Data: 83, 64, 84, 76, 84, 54, 75, 59, 70, 61, 63, 80, 84, 73, 68, 52, 65, 90, 52, 77, 95, 36, 78, 61, 59, 84, 95, 47, 87, 60.

\(~\)

  1. Find the mean, median, and standard deviation of these data.
  2. Find the three quartiles and the IQR for these data.
  3. Prepare a boxplot for these data. From the boxplot, determine if there are outliers.
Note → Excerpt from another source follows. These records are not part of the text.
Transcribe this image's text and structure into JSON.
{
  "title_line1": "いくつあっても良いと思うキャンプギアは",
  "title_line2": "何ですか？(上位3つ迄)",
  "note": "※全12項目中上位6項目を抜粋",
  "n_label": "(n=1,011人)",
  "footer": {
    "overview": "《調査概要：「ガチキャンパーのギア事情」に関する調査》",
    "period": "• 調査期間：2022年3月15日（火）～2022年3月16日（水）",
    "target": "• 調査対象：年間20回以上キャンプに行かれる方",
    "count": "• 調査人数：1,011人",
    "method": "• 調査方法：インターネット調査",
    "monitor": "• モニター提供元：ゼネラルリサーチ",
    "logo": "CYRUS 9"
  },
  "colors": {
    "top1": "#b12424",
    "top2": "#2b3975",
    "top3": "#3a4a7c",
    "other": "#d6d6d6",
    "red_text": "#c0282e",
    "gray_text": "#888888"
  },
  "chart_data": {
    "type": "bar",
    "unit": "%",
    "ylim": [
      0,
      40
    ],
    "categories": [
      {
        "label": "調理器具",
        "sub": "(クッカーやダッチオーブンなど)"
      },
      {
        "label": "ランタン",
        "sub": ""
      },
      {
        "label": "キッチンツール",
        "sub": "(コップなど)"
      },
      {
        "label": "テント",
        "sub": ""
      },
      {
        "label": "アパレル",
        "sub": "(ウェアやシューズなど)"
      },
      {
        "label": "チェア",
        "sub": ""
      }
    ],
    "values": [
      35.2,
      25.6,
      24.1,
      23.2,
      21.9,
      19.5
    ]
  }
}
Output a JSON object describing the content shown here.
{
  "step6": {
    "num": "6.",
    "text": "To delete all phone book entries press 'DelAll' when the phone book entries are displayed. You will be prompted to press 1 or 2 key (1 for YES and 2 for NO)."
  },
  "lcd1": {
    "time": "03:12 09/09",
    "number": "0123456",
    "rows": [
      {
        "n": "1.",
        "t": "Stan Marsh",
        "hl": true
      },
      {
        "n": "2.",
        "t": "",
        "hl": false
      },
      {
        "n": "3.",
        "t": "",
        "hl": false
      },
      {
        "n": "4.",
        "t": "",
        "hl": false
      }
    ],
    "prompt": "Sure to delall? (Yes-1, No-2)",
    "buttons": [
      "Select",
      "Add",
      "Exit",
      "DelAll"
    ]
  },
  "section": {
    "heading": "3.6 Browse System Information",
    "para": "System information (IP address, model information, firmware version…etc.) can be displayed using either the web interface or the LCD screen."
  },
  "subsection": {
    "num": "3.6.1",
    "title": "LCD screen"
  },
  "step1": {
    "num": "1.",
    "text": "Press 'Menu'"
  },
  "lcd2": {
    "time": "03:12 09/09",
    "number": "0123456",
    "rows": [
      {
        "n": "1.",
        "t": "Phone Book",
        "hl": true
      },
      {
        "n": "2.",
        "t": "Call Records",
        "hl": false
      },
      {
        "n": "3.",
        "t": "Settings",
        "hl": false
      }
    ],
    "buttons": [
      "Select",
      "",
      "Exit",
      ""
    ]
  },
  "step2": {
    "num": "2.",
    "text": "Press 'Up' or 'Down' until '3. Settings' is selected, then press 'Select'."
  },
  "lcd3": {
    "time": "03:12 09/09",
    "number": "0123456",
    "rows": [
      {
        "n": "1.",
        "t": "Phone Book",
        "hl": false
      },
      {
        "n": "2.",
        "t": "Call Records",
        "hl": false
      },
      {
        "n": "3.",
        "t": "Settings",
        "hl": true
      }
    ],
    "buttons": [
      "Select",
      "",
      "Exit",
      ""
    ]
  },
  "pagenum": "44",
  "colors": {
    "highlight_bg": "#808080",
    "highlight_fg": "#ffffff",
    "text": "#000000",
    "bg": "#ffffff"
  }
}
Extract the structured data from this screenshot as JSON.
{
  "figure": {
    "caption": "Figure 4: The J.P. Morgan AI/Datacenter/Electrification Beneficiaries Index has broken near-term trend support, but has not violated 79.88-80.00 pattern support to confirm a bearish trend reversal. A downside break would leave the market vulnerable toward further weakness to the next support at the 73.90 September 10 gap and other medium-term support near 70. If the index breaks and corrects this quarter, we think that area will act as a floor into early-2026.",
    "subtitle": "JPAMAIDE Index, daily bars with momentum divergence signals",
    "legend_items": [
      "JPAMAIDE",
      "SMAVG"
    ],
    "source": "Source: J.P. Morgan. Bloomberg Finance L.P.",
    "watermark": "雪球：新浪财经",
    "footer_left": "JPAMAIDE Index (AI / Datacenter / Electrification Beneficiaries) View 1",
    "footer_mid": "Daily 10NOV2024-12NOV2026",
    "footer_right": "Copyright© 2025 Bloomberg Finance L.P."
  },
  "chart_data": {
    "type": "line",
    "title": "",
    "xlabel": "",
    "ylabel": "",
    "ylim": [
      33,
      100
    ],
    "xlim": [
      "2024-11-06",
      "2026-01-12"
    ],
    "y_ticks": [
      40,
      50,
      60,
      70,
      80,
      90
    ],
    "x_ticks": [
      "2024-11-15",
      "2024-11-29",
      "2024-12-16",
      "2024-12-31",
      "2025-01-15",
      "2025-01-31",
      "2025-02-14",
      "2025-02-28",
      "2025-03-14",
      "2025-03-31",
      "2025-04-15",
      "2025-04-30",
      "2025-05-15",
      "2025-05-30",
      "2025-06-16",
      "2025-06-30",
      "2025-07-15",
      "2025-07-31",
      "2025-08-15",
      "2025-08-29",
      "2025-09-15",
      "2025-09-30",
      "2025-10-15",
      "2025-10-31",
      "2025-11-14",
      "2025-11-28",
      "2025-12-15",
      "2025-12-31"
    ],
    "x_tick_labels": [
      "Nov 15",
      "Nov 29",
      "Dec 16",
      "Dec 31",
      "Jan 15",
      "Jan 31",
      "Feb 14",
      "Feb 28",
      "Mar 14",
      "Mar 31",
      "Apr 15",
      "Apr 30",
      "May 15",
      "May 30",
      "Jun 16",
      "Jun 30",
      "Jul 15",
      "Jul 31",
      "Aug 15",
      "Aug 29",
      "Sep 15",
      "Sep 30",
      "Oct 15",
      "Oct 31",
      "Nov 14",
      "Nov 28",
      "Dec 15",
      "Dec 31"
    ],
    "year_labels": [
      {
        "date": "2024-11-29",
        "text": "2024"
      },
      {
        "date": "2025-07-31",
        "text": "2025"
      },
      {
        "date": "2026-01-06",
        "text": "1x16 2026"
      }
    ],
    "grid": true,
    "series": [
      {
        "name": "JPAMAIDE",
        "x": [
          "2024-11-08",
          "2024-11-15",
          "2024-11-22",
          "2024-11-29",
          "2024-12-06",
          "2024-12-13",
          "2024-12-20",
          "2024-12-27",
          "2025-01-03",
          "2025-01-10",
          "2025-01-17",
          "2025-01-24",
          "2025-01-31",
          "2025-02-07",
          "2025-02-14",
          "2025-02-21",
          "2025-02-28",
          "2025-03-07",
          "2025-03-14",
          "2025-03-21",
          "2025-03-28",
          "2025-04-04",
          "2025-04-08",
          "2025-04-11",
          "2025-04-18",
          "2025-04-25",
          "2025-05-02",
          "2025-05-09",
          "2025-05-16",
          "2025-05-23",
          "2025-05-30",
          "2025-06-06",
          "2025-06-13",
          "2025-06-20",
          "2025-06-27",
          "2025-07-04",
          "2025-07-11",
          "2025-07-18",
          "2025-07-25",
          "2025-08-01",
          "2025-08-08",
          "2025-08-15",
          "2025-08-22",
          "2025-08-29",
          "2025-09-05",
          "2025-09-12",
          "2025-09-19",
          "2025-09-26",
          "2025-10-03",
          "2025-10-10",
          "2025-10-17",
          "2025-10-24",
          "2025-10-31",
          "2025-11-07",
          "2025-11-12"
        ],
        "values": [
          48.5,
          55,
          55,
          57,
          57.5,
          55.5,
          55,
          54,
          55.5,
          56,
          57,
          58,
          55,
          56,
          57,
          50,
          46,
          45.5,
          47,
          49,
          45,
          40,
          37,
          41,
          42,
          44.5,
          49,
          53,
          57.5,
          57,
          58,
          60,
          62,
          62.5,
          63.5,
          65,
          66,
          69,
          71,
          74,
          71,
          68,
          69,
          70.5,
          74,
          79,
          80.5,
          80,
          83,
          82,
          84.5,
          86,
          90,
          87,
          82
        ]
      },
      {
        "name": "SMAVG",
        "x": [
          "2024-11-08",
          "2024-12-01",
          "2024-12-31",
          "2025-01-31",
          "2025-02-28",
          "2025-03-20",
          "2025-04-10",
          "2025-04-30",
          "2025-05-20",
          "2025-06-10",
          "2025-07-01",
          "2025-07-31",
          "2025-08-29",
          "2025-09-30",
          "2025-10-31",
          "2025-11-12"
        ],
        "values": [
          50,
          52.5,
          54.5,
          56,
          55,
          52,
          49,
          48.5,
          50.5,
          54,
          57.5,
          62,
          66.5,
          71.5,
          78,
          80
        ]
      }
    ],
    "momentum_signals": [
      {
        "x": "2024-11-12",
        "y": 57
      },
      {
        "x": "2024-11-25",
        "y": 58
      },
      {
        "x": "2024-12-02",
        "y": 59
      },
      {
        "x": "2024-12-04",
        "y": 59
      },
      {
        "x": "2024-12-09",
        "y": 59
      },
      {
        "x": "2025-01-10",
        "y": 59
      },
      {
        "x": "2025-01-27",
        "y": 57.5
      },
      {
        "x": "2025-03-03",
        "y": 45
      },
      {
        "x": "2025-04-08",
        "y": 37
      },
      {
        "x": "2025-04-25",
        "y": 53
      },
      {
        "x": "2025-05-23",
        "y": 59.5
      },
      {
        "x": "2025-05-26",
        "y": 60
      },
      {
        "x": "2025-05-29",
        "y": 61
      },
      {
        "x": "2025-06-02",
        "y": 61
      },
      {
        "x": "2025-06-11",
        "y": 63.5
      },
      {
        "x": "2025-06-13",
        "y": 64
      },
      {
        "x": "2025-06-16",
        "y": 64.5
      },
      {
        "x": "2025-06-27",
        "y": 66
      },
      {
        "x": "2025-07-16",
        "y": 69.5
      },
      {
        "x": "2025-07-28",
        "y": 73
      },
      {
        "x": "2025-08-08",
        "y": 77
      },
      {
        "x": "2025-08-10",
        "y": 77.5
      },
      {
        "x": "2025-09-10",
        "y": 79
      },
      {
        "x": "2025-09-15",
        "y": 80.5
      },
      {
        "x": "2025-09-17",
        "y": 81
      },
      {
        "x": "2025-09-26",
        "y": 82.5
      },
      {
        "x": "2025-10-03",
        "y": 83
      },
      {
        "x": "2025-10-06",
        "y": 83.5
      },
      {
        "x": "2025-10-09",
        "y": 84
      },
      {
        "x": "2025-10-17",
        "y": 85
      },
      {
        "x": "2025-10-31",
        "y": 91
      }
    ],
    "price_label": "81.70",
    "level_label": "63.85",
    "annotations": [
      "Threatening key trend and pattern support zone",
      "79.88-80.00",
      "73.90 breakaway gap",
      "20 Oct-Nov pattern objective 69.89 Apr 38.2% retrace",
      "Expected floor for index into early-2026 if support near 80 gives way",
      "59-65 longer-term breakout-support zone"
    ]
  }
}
If there are, perform the Rosner’s test for outlier to determine significant outliers in the data set.

\(~\)

Solution:

atmdata <- c(83, 64, 84, 76, 84, 54, 75, 59, 70, 61, 63, 80, 84, 73, 68, 52, 65, 90, 52, 77, 95, 36, 78, 61, 59, 84, 95, 47, 87, 60)
round(mean(atmdata), digits = 2)
## [1] 70.53

The mean is 70.53.

\(~\)

round(median(atmdata), digits = 2)
  [1] 71.5

The median is 71.5.

\(~\)

round(sd(atmdata), digits = 4)
  [1] 14.8248

The standard deviation is 14.8248.

\(~\)

For the Quartiles and IQR:

Q1 <- quantile(atmdata, 0.25)
Q1
    25% 
  60.25
Q2 <- quantile(atmdata, 0.50)
Q2
   50% 
  71.5
Q3 <- quantile(atmdata, 0.75)
Q3
    75% 
  83.75
IQR <- Q3 - Q1
IQR
   75% 
  23.5

The 1st Quartile, \(Q_1\), is \(60.25\); the 2nd Quartile, \(Q_2\), is \(71.5\); the 3rd Quartile, \(Q_3\), is \(83.75\). The IQR, on the other hand, is \(23.5\).

\(~\)

For the Boxplot:

boxplot(atmdata, outcol = "red", cex=1.5)

\(~\)

The boxplot shows that there are no identified outliers in the data.